Johnson was called for two penalties, tripping and hooking, Kucherov was called for unsportsmanlike conduct and Killorn got an end-of-game misconduct while Glendening and Sheahan both stayed out of the box. Abdelkader got an end-of-game misconduct.
"I only remember mine," Killlorn said. "Two of Johnny’s were trips, those are tough situations when his stick gets stuck in a vulnerable position. I don’t think it was a frustration thing, it was one of those things where we were putting ourselves in bad positions."
While DeKeyser credited Glendening's line, Glendening said the defensemen were there to help.
"It’s hard, they have fast guys on their team, just finishing checks when you have an opportunity and making sure that we’re coming back hard so the D can stand up and try and make them to have to chip the puck in," Glendening said. "The D were outstanding last night. They made our job pretty easy."
The Lightning expect more from Johnson, Killorn and Kucherov but they also expect more from all their players.
"We can’t be a one-line team," Brian Boyle said. "It takes depth and we’ve had depth throughout the year. They’ve carried us so far. It’s a lot to ask three guys to do in a series. It’s tough. We’ve all got to contribute. They’re going to continue to try and carry the load obviously. That’s their mindset. We’ve all got to take a piece of that mindset and try to carry that load ourselves. Every shift is an opportunity to do something in the playoffs, so we have to embrace it."

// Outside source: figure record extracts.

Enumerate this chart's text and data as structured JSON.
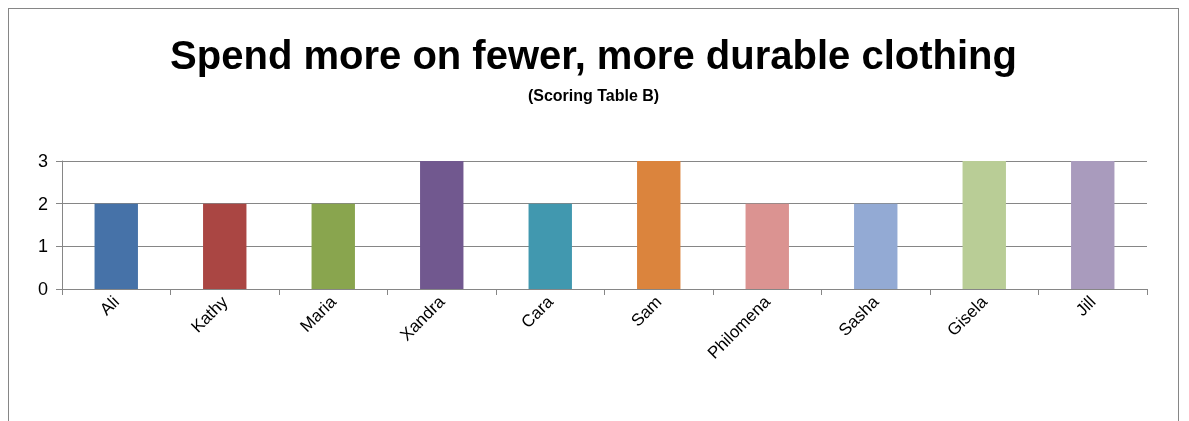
{
  "chart_data": {
    "type": "bar",
    "title": "Spend more on fewer, more durable clothing",
    "subtitle": "(Scoring Table B)",
    "categories": [
      "Ali",
      "Kathy",
      "Maria",
      "Xandra",
      "Cara",
      "Sam",
      "Philomena",
      "Sasha",
      "Gisela",
      "Jill"
    ],
    "values": [
      2,
      2,
      2,
      3,
      2,
      3,
      2,
      2,
      3,
      3
    ],
    "colors": [
      "#4672a8",
      "#aa4643",
      "#89a54e",
      "#71588f",
      "#4198af",
      "#db843d",
      "#db9391",
      "#93aad4",
      "#b9cd96",
      "#a99bbd"
    ],
    "ylim": [
      0,
      3
    ],
    "yticks": [
      0,
      1,
      2,
      3
    ],
    "grid": "y"
  }
}
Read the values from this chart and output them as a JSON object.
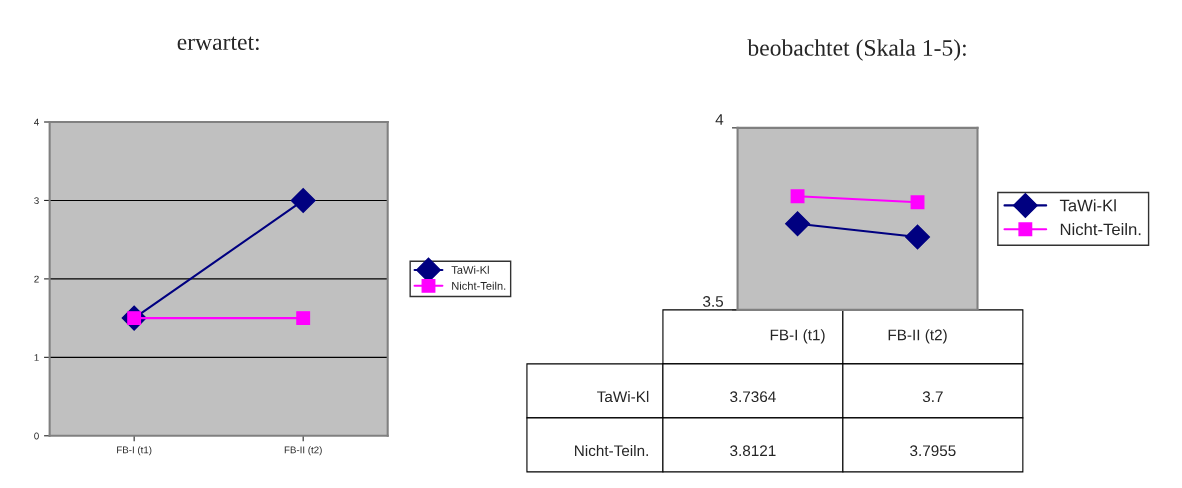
{
  "chart_data": [
    {
      "type": "line",
      "title": "erwartet:",
      "categories": [
        "FB-I (t1)",
        "FB-II (t2)"
      ],
      "ylim": [
        0,
        4
      ],
      "yticks": [
        0,
        1,
        2,
        3,
        4
      ],
      "grid": "y",
      "legend": "right",
      "series": [
        {
          "name": "TaWi-Kl",
          "color": "#000080",
          "values": [
            1.5,
            3
          ],
          "marker": "diamond"
        },
        {
          "name": "Nicht-Teiln.",
          "color": "#ff00ff",
          "values": [
            1.5,
            1.5
          ],
          "marker": "square"
        }
      ]
    },
    {
      "type": "line",
      "title": "beobachtet (Skala 1-5):",
      "categories": [
        "FB-I (t1)",
        "FB-II (t2)"
      ],
      "ylim": [
        3.5,
        4
      ],
      "yticks": [
        3.5,
        4
      ],
      "legend": "right",
      "data_labels": true,
      "series": [
        {
          "name": "TaWi-Kl",
          "color": "#000080",
          "values": [
            3.7364,
            3.7
          ],
          "marker": "diamond"
        },
        {
          "name": "Nicht-Teiln.",
          "color": "#ff00ff",
          "values": [
            3.8121,
            3.7955
          ],
          "marker": "square"
        }
      ]
    }
  ]
}
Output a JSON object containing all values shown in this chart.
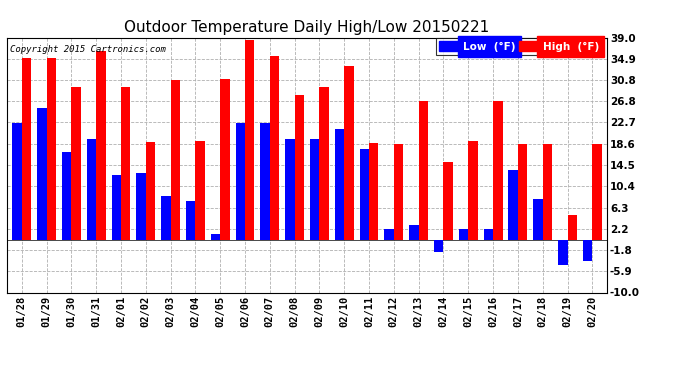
{
  "title": "Outdoor Temperature Daily High/Low 20150221",
  "copyright": "Copyright 2015 Cartronics.com",
  "legend_low": "Low  (°F)",
  "legend_high": "High  (°F)",
  "dates": [
    "01/28",
    "01/29",
    "01/30",
    "01/31",
    "02/01",
    "02/02",
    "02/03",
    "02/04",
    "02/05",
    "02/06",
    "02/07",
    "02/08",
    "02/09",
    "02/10",
    "02/11",
    "02/12",
    "02/13",
    "02/14",
    "02/15",
    "02/16",
    "02/17",
    "02/18",
    "02/19",
    "02/20"
  ],
  "high": [
    35.0,
    35.0,
    29.5,
    36.5,
    29.5,
    19.0,
    30.8,
    19.2,
    31.0,
    38.5,
    35.5,
    28.0,
    29.5,
    33.5,
    18.8,
    18.6,
    26.8,
    15.0,
    19.2,
    26.8,
    18.6,
    18.6,
    4.8,
    18.6
  ],
  "low": [
    22.5,
    25.5,
    17.0,
    19.5,
    12.5,
    13.0,
    8.5,
    7.5,
    1.2,
    22.5,
    22.5,
    19.5,
    19.5,
    21.5,
    17.5,
    2.2,
    3.0,
    -2.2,
    2.2,
    2.2,
    13.5,
    8.0,
    -4.8,
    -4.0
  ],
  "ylim": [
    -10.0,
    39.0
  ],
  "yticks": [
    -10.0,
    -5.9,
    -1.8,
    2.2,
    6.3,
    10.4,
    14.5,
    18.6,
    22.7,
    26.8,
    30.8,
    34.9,
    39.0
  ],
  "bar_width": 0.38,
  "low_color": "#0000ff",
  "high_color": "#ff0000",
  "bg_color": "#ffffff",
  "grid_color": "#b0b0b0",
  "title_fontsize": 11,
  "axis_fontsize": 7.5
}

BOYLE'S DANCING ABILITIES: There was a lot of attention paid to Boyle's post-game antics when Abdelkader declined to fight because of injuries from previous altercations.
Boyle flapped his arms as if he were doing the chicken dance.
"I think everyone laughs but at that point of the game I think we're more upset that we lost the game than anything," Johnson said. "That's all we're worried about, we don't think about what happened at the end of the game, whether it be a Game 1, Game 2 or Game 3. You look at the results and we lost the last one so that's really all we try to focus on."
Abdelkader dismissed Boyle's gesture after the game.
"It’s kind of funny, but if he wants to do that, that’s what he wants to show, whatever," Abdelkader said. "It doesn’t affect me at all because I know what type of player I am. I stand up for myself when I’m healthy."
Boyle wasn't really interested in rehashing the post-game events.
"We’ve got enough to worry about," Boyle said. "We’ve got to play way better. We should be talking about that. It shouldn’t be 15 questions about the last two seconds of the game in which we got pretty much manhandled."
A day later, the Wings weren't even thinking about what Boyle did after the game.
"I think it’s being blown out of proportion what he did a little bit," Glendening said. "I really don’t think it’s that big of a deal. We’re here to play hockey. It is what it is. You can do whatever you want. It’s a hockey game, it’s not a dance-off."